Cytokinins and ethylene control plant development via sensors from the histidine kinase (HK) family. However, downstream signaling pathways for the key phytohormones are distinct. Here we report that not only cytokinin but also ethylene is able to control root apical meristem (RAM) size through activation of the multistep phosphorelay (MSP) pathway. We found that both cytokinin and ethylene-dependent RAM shortening requires ethylene binding to ETR1 and the HK activity of ETR1. The receiver domain of ETR1 interacts with MSP signaling intermediates acting downstream of cytokinin receptors, further substantiating the role of ETR1 in MSP signaling. We revealed that both cytokinin and ethylene induce the MSP in similar and distinct cell types with ETR1-mediated ethylene signaling controlling MSP output specifically in the root transition zone. We identified members of the MSP pathway specific and common to both hormones and showed that ETR1-regulated ARR3 controls RAM size. ETR1-mediated MSP spatially differs from canonical CTR1/EIN2/EIN3 ethylene signaling and is independent of EIN2, indicating that both pathways can be spatially and functionally separated. Furthermore, we demonstrated that canonical ethylene signaling controls MSP responsiveness to cytokinin specifically in the root transition zone, presumably via regulation of ARR10, one of the positive regulators of MSP signaling in Arabidopsis.

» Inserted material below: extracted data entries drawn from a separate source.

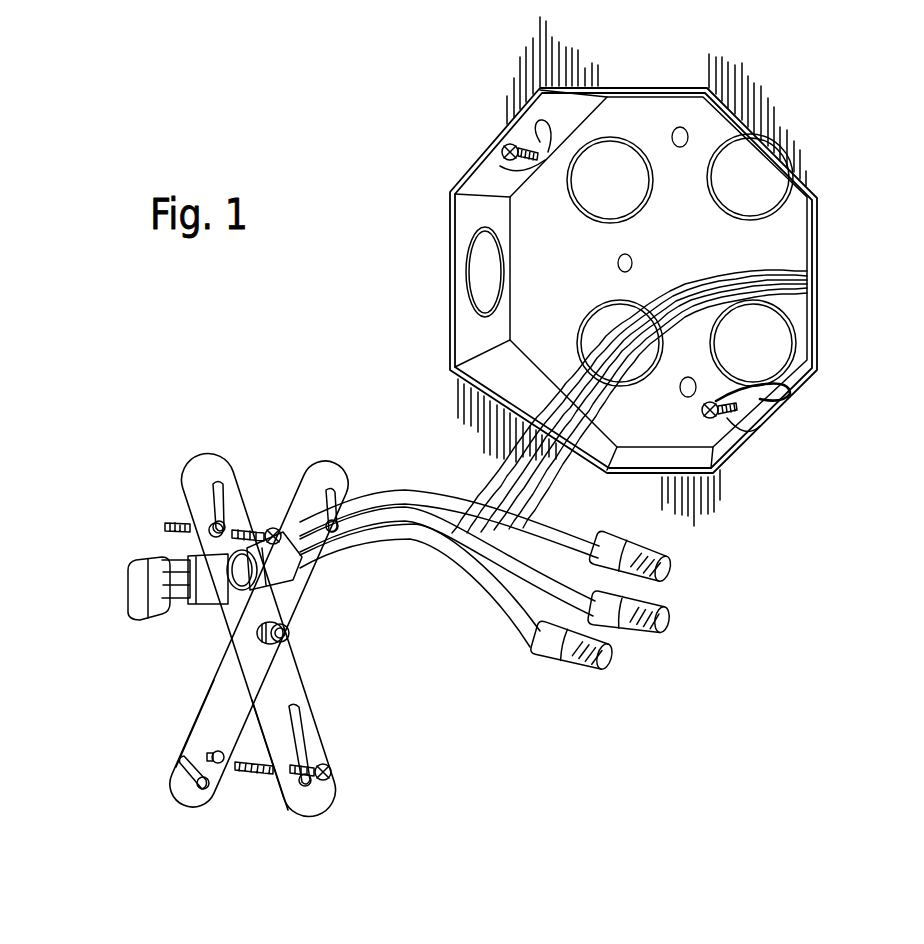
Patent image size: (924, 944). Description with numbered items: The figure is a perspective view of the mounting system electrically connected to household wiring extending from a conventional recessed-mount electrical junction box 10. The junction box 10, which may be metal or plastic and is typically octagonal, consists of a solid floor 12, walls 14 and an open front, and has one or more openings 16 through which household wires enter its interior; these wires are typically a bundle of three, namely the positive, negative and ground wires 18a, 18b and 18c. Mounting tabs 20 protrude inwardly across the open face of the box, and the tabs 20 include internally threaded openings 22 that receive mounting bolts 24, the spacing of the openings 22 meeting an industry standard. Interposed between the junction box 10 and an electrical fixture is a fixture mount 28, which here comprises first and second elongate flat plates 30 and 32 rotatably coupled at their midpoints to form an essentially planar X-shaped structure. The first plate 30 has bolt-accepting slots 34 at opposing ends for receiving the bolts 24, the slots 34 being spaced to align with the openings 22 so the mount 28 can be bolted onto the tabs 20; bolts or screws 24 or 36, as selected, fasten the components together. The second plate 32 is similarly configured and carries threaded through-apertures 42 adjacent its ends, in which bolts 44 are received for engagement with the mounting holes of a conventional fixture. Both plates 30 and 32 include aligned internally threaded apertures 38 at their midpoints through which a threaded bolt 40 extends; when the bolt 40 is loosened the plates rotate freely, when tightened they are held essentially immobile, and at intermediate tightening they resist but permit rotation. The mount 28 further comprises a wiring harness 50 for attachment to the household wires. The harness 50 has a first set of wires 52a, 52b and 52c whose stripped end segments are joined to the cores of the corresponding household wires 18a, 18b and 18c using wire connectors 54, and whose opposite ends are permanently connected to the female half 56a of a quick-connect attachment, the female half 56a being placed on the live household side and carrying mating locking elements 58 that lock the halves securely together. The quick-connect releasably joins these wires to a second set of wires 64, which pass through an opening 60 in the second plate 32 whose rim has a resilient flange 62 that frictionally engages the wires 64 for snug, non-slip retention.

The junction box 10 is at (777, 251).
The solid floor 12 is at (559, 257).
The walls 14 is at (452, 198).
The openings 16 is at (493, 278).
The positive wire 18a is at (692, 292).
The negative wire 18b is at (714, 286).
The ground wire 18c is at (727, 294).
The mounting tabs 20 is at (546, 140).
The internally threaded openings 22 is at (535, 158).
The mounting bolts 24 is at (504, 144).
The fixture mount 28 is at (185, 465).
The first plate 30 is at (180, 732).
The second plate 32 is at (287, 686).
The bolt-accepting slots 34 is at (190, 760).
The screws 36 is at (219, 764).
The internally threaded apertures 38 is at (258, 645).
The threaded bolt 40 is at (292, 628).
The threaded through-apertures 42 is at (226, 482).
The bolts 44 is at (258, 525).
The wiring harness 50 is at (366, 431).
The electrical wire 52a is at (477, 497).
The electrical wire 52b is at (447, 528).
The electrical wire 52c is at (498, 620).
The wire connectors 54 is at (628, 538).
The female connector half 56a is at (172, 604).
The locking elements 58 is at (140, 616).
The opening 60 is at (214, 565).
The resilient flange 62 is at (226, 573).
The second set of electrical wires 64 is at (288, 528).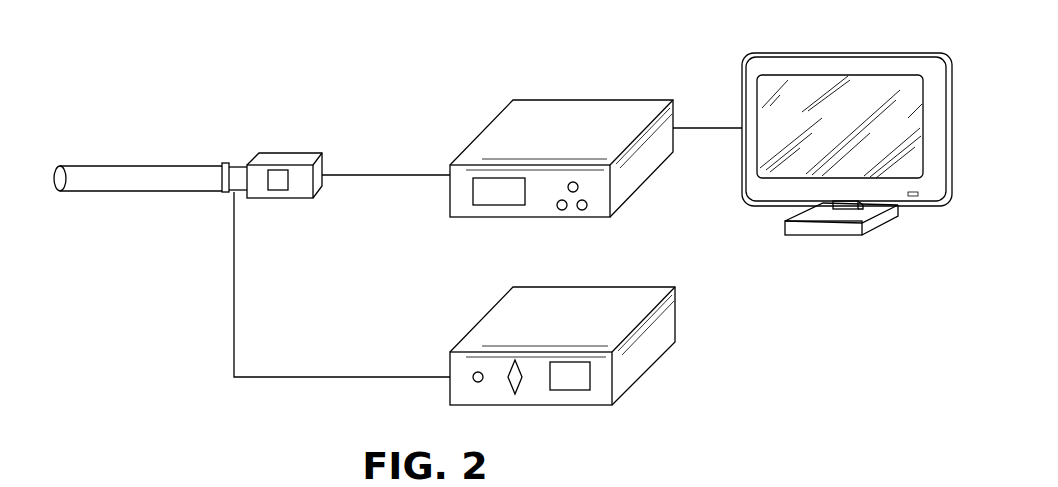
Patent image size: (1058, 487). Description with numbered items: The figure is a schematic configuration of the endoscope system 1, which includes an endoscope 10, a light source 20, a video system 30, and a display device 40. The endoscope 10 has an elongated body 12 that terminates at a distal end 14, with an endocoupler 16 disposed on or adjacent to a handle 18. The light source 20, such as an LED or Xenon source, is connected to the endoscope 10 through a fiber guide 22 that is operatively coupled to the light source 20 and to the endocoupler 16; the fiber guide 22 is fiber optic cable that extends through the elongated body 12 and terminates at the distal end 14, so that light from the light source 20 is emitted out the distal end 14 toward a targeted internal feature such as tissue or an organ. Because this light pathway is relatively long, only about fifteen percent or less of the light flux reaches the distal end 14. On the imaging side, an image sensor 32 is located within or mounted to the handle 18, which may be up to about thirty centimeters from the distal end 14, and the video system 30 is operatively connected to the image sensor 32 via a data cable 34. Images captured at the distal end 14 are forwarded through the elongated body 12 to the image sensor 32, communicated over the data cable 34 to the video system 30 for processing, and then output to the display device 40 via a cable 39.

The endoscope system 1 is at (307, 90).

细胞分裂素和乙烯通过组氨酸激酶 (HK) 家族的传感器控制植物发育。然而，关键植物激素的下游信号通路是不同的。在这里，我们报告不仅细胞分裂素而且乙烯能够通过激活多步磷酸层 (MSP) 途径来控制根尖分生组织 (RAM) 的大小。我们发现细胞分裂素和乙烯依赖性 RAM 缩短都需要乙烯与 ETR1 结合和 ETR1 的 HK 活性。ETR1 的接收域与作用于细胞分裂素受体下游的 MSP 信号传导中间体相互作用，进一步证实了 ETR1 在 MSP 信号传导中的作用。我们发现细胞分裂素和乙烯都在相似和不同的细胞类型中诱导 MSP，ETR1 介导的乙烯信号传导控制 MSP 输出，特别是在根过渡区。ARR3控制 RAM 大小。ETR1 介导的 MSP 在空间上不同于经典的 CTR1/EIN2/EIN3 乙烯信号传导，并且独立于 EIN2，表明这两种途径在空间和功能上都可以分离。此外，我们证明了典型的乙烯信号在根过渡区特别控制 MSP 对细胞分裂素的反应，可能是通过调节ARR10 ，ARR10 是拟南芥中 MSP 信号的正调节因子之一。